Now, I tried to not gulp. Sometimes, it felt unavoidable, like my breath had locked in my chest and the only way I could unlock it was with a gulp. That I knew this was anxiety and nothing physical – like a heart attack, or emphysema – helped undermine the panic. Then I’d follow up with some self-talk, telling myself I could breathe.
It didn’t always work. Sometimes, I could lose myself in the moment. Other times, I’d read whatever was visible or count backwards in my head using a trick Dr Warren had suggested where I alternated between English and Macedonian. When all else failed, I had a couple of beers.
It’s amazing the pressure somebody can put themself through. One time, my friends and I went to a book launch, and all the way up I worried myself into thinking the shortness of breath would hit, which is what it did. Thanks to all my current techniques, I held an uneasy truce with it.
The attitude that helped most was accepting it. I used to panic I’d have such shortness of breath that I’d pass out. Now, I accepted that if that happened, my autonomic system would kick in and reset, and I’d awake and my breathing would be fine.

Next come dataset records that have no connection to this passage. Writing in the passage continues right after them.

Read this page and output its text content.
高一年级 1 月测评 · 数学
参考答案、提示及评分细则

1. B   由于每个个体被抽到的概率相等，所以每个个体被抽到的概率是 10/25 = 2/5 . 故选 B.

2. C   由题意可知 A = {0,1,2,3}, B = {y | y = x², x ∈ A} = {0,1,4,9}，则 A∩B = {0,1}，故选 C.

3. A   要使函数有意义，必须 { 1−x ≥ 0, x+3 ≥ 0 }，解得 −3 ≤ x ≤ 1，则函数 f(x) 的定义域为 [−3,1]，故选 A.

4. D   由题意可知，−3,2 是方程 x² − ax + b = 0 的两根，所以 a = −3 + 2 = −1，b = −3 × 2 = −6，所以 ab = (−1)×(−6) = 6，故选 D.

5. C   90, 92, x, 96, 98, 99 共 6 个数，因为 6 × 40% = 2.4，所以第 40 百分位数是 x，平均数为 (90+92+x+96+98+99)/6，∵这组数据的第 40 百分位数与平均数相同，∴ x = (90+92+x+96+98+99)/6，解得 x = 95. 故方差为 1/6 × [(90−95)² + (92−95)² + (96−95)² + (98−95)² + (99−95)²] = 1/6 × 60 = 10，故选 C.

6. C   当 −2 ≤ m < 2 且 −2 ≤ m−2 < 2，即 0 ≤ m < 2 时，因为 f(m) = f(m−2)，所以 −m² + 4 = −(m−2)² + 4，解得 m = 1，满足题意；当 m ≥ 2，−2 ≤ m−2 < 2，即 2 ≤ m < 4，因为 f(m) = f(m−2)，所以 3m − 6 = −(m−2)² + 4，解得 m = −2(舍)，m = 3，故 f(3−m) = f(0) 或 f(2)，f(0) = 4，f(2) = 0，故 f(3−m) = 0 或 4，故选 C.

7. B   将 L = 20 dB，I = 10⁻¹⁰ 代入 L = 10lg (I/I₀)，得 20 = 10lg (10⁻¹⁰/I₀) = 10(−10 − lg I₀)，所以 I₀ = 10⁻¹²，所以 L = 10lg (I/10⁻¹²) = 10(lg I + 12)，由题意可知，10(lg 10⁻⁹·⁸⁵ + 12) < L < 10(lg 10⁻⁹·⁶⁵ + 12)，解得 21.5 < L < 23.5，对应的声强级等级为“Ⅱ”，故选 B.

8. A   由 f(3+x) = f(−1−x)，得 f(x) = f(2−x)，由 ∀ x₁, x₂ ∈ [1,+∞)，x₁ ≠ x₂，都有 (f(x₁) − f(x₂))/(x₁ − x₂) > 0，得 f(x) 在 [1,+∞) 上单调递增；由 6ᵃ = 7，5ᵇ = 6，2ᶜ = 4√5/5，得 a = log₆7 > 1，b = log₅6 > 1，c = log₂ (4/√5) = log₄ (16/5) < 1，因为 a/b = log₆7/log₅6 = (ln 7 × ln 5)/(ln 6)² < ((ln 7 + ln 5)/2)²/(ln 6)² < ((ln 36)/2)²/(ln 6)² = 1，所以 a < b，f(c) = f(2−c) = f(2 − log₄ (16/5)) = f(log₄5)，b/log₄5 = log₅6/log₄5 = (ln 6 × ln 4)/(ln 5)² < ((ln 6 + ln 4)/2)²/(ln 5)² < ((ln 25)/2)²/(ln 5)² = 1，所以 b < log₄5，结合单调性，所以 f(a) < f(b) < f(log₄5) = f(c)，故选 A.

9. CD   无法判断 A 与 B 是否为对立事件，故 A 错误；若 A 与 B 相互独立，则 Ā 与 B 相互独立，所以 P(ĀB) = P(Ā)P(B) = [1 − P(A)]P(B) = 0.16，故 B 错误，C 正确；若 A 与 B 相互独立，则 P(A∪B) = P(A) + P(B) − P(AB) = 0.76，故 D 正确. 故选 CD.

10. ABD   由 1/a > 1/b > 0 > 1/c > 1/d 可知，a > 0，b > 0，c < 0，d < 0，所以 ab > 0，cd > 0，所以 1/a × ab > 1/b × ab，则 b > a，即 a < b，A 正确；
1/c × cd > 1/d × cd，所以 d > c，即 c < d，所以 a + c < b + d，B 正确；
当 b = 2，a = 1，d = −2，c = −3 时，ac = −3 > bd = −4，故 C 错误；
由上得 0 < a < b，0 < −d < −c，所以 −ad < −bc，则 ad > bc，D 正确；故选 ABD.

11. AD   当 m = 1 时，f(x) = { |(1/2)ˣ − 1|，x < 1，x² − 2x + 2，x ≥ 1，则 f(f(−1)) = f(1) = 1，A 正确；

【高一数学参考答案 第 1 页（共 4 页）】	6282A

Still, I made an impromptu appointment with Dr Jarasinghe and asked him to prescribe me some Xanax. I never took any, but again needed the safety net.
Allie was sympathetic and supportive. Once, she drove me to a cousin’s wedding reception. Another time – during one of those times things were volatile between us – Allie wanted me to come over and I refused to drive in this condition, so she drove me to her house and back.
As things improved between us, so did my condition. That left me to instead obsess about the relationship. I remained wary of Allie, and sometimes I was short-tempered because I thought I saw behaviours that suggested she was reverting. To her credit, she was patient during these times, although she must’ve also realised that her grip on me was tenuous.